Fifth Circuit Tells the SEC “Time’s Up”

In SEC v. Bartek, filed August 7, 2012, the Fifth Circuit held that the discovery rule does not apply to 28 U.S.C. § 2462, the statute of limitations governing penalties in SEC civil enforcement actions, thus affirming a district court’s grant of summary judgment in favor of the defendants. Under the Fifth Circuit’s ruling, the SEC’s claims for penalties accrue on the date of the violation, not on the date that the SEC discovers the violation. This opinion creates a circuit split after the Second Circuit’s decision in SEC v. Gabelli, 653 F.3d 49 (2d Cir. 2011), which held that the discovery rule applied to Section 2462, and increases the likelihood that the Supreme Court will weigh in on the issue.

The SEC’s case stemmed from an alleged stock options backdating scheme that occurred between 2000-2003. The SEC alleged that the defendants committed securities fraud, books and record-keeping violations, and aided and abetted their former company’s securities law violations. In addition to civil penalties, the SEC sought permanent injunctions and officer and director bars against the defendants.

The Fifth Circuit determined that the SEC’s claims must be dismissed because they were not filed within Section 2462’s statute of limitations period. It expressly rejected the SEC’s argument that the statute of limitations did not begin to run until 2003, when the SEC discovered the alleged fraud. Instead, the Fifth Circuit focused on the plain language of the statute itself, which contains no discovery rule exception, and held that the statute of limitations began to run in 2000, when the defendants filed a registration statement containing the alleged misstatements. The court chose not to rely on cases, including Gabelli, that presumed that the discovery rule applied to fraud actions. Here, the court observed, there was no indication that the defendants had attempted to conceal the stock options backdating, and therefore cases addressing fact patterns involving actual concealment were not instructive.

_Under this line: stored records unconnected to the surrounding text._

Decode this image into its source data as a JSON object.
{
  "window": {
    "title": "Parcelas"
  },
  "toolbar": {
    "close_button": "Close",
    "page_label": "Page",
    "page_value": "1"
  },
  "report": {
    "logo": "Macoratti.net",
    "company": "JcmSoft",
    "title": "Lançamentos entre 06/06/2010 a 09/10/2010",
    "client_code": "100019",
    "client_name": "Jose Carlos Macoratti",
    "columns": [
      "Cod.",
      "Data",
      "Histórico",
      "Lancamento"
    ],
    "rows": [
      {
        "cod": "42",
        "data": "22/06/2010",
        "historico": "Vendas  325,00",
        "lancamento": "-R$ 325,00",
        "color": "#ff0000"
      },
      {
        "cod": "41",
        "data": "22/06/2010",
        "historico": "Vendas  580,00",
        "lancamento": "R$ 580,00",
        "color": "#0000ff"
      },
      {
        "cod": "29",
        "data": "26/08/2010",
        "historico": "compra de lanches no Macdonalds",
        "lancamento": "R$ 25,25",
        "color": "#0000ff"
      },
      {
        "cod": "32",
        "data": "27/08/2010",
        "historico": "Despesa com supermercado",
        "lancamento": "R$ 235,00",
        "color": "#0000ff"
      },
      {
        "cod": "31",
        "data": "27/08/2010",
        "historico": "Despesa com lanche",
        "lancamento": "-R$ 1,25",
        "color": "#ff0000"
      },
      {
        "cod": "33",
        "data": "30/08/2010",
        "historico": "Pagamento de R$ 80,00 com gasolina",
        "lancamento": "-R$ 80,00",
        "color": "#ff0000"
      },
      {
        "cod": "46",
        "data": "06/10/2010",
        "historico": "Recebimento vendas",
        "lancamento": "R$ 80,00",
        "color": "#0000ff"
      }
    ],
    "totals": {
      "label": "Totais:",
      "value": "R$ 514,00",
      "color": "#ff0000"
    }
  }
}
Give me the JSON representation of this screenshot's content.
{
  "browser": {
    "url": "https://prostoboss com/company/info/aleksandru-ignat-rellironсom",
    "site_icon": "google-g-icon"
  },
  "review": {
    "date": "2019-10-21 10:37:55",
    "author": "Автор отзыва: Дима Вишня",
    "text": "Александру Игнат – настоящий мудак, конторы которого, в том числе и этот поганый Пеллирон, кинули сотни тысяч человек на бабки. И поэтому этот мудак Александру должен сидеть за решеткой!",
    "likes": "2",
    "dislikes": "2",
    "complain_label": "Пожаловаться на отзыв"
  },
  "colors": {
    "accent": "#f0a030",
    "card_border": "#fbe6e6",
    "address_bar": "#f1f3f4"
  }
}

In addition, the court rejected the SEC’s argument that the sanctions—permanent injunctions and officer and director bars—that it sought against the defendants were not “penalties” subject to Section 2462’s statute of limitations. It refused to adopt a bright-line rule that sanctions are always remedial in nature, rather than punitive. Instead, the Fifth Circuit held that the determination of whether a remedy is remedial or punitive, and thus subject to Section 2462, is based on several factors, including: 1) the extent of the collateral consequences to the defendant resulting from the particular sanction, 2) whether the relief would remedy the damage caused by the defendant’s conduct, and 3) whether the remedy focused on preventing future harm. In this case, the sanctions were punitive because they did not remedy past damage, were not focused on preventing future harm given the unlikelihood of additional stock option backdating violations, and involved a “severe” lifetime ban preventing the defendants from working in their chosen profession.